The reporter in disguise has largely faded from mainstream American journalism. But the tactic is alive and well in the hands of passionate partisans.
As their pursuit of the "gotcha" moment has become part of the cost of life in the public eye, one question is how willing politicians will be to advance their agendas on the backs of these muckrakers 2.0.
In just the last month, surreptitiously recorded conversations have embarrassed NPR and Planned Parenthood, organizations long under assault from conservatives, as well as Gov. Scott Walker of Wisconsin, a Republican and target of the political left for his anti-union stance.
The latest episode came this week, when the conservative provocateur James O'Keefe released a video that included an NPR fund-raiser who makes disparaging remarks about the Tea Party. This led to the resignation of the radio network's chief executive, Vivian Schiller.
So far, politicians have been quick to celebrate the ends even as they tiptoe around the question of whether the means are appropriate.
Senator Jim DeMint, Republican of South Carolina, has limited his comments to calling for an end to federal financing for NPR. Representative Eric Cantor of Virginia, the Republican majority leader, issued a statement saying, "This video clearly highlights the fact that public broadcasting doesn't need taxpayer funding to thrive."
Representative Doug Lamborn, Republican of Colorado, also cited the O'Keefe video specifically in talking to The Daily Caller about cutting funding for public broadcasting. "Their arrogance and condescension," he said, is "just amazing."
None of the three mentioned Mr. O'Keefe by name.
When asked about Mr. O'Keefe's tactics, a spokeswoman for Mr. Cantor was circumspect: "Congressman Cantor has been working to find ways to cut spending so that people can go back to work."
Political strategists express worry that this sort activity has been creeping into campaigns for some time now. But the fact that they can so often have a political benefit leaves many torn.
"I find the whole thing bordering on unsavory on both sides," said Ari Fleischer, a White House press secretary under President George W. Bush. "As much as I love it when liberal hypocrisy is exposed," he added, "do we really want to get to the point where it becomes standard fare -- especially in political campaigns -- for opponents to engage in sting operations?"
Defensible or not, use of the tactics seems to be growing.
In the recent Planned Parenthood incident, the organization fired a clinic manager after an anti-abortion group secretly videotaped her giving advice on how to get medical care for under-age prostitutes, prompting renewed cries from social conservatives to eliminate the organization's federal funding.
In Wisconsin, a liberal blogger prank-called the governor posing as David Koch, the conservative donor and philanthropist.
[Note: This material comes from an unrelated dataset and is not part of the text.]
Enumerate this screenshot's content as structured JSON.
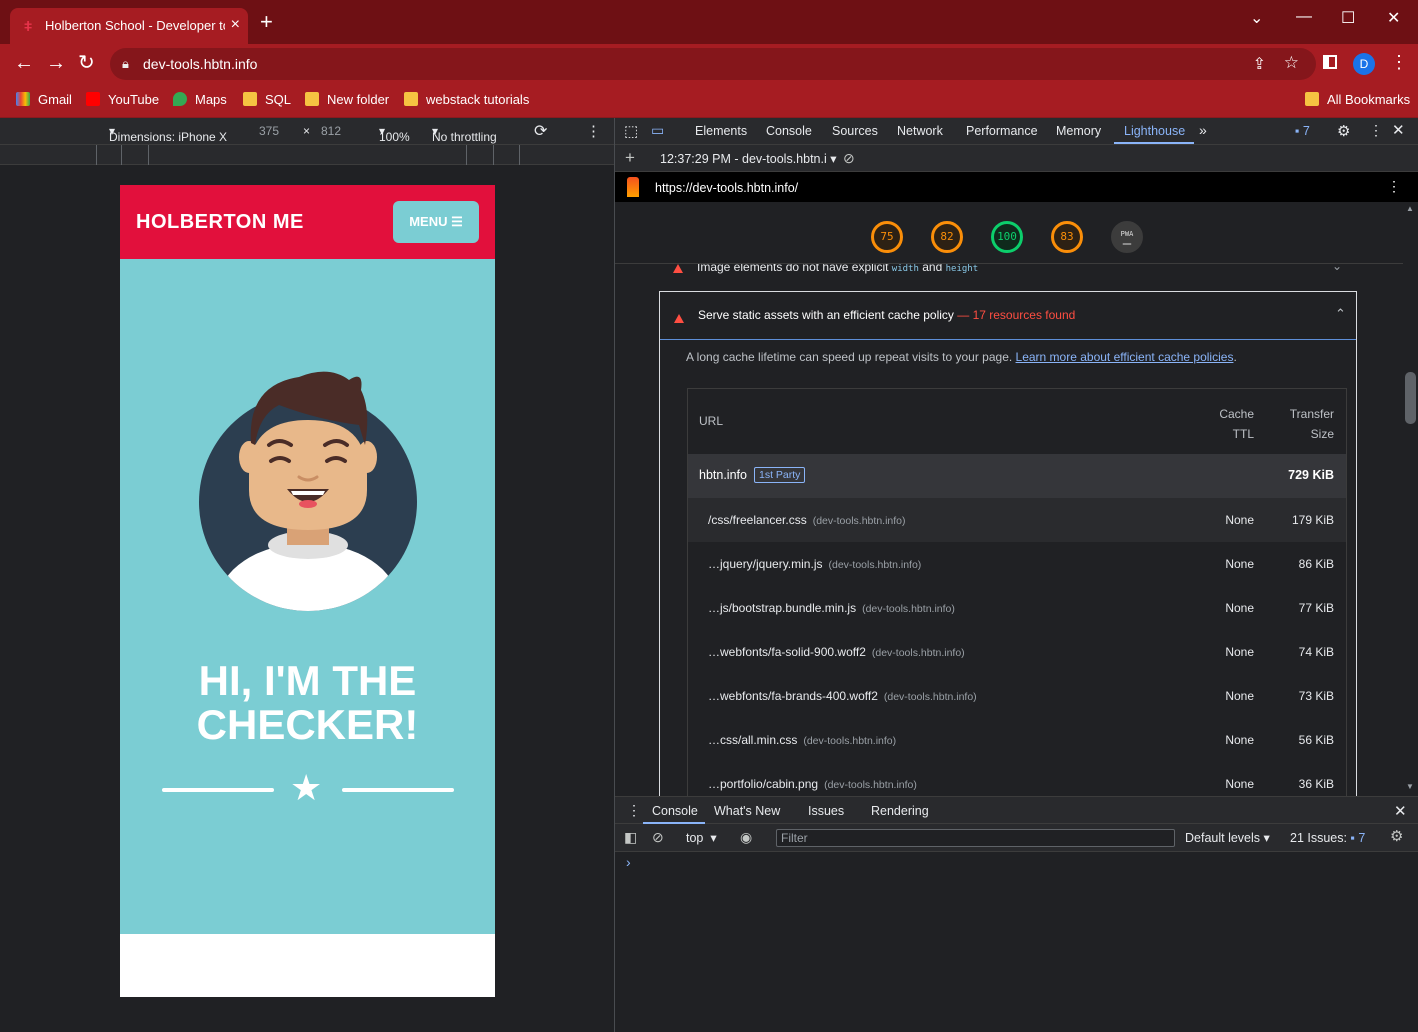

The governor compared his efforts to weaken the collective bargaining rights of public workers to President Ronald Reagan's firing of air traffic controllers in 1981, a move seen by many as a watershed moment in the weakening of organized labor.
Democrats pounced, seeing an opportunity to draw focus to what they said were the governor's intentions all along: to break public employee unions.
And those were just in the last month. Mr. O'Keefe, who first gained notice for secretly videotaping his exchanges with workers for the community organizing group Acorn who appeared to advise him how to avoid prosecution for a variety of unsavory activities like child prostitution, pleaded guilty last year in connection with entering the New Orleans office of Senator Mary Landrieu under false pretenses.
Mr. O'Keefe claimed Ms. Landrieu had been ignoring constituents' phone calls during the health care debate. Conservative politicians pointedly distanced themselves from Mr. O'Keefe after that incident, with some saying that a line had been crossed.
Despite their misleading methods, such pranks do not seem to taint the politicians who benefit from them. "I do find it a little difficult to draw a link because it's so hard to hold one person accountable for behavior with which they had no relationship at all except that they kind of agree," said Christopher C. Hull, who teaches politics at Georgetown University.
By and large, American news organizations are wary of the toll stunts like Mr. O'Keefe's can take on their credibility. Some attempts by mainstream media outlets to mask their reporters' identities, in fact, have caused a backlash.
One of the most significant examples was the case involving ABC News and Food Lion, in which the supermarket chain sued the network, claiming fraud and trespassing. Producers for the program "Primetime Live" lied on job applications and obtained jobs in the back rooms of Food Lion stores, where they recorded employees engaging in unsanitary and dangerous practices like bleaching spoiled meat.
As the case made its way through the courts, the Pew Research Center for the People & the Press asked in a 1997 poll whether people thought it was acceptable for reporters to use potentially deceptive tactics like hidden cameras. Large majorities said no.
The Chicago Sun-Times found itself snubbed by the Pulitzer Prize board in the 1970s after it set up a sting operation at the Mirage bar, where they caught city inspectors accepting bribes.
Tom Rosenstiel, director of Pew's Project for Excellence in Journalism, said that newspapers subsequently pulled back from such techniques. "Because," he said, "it was hard to try and suggest you're telling the truth when you're lying."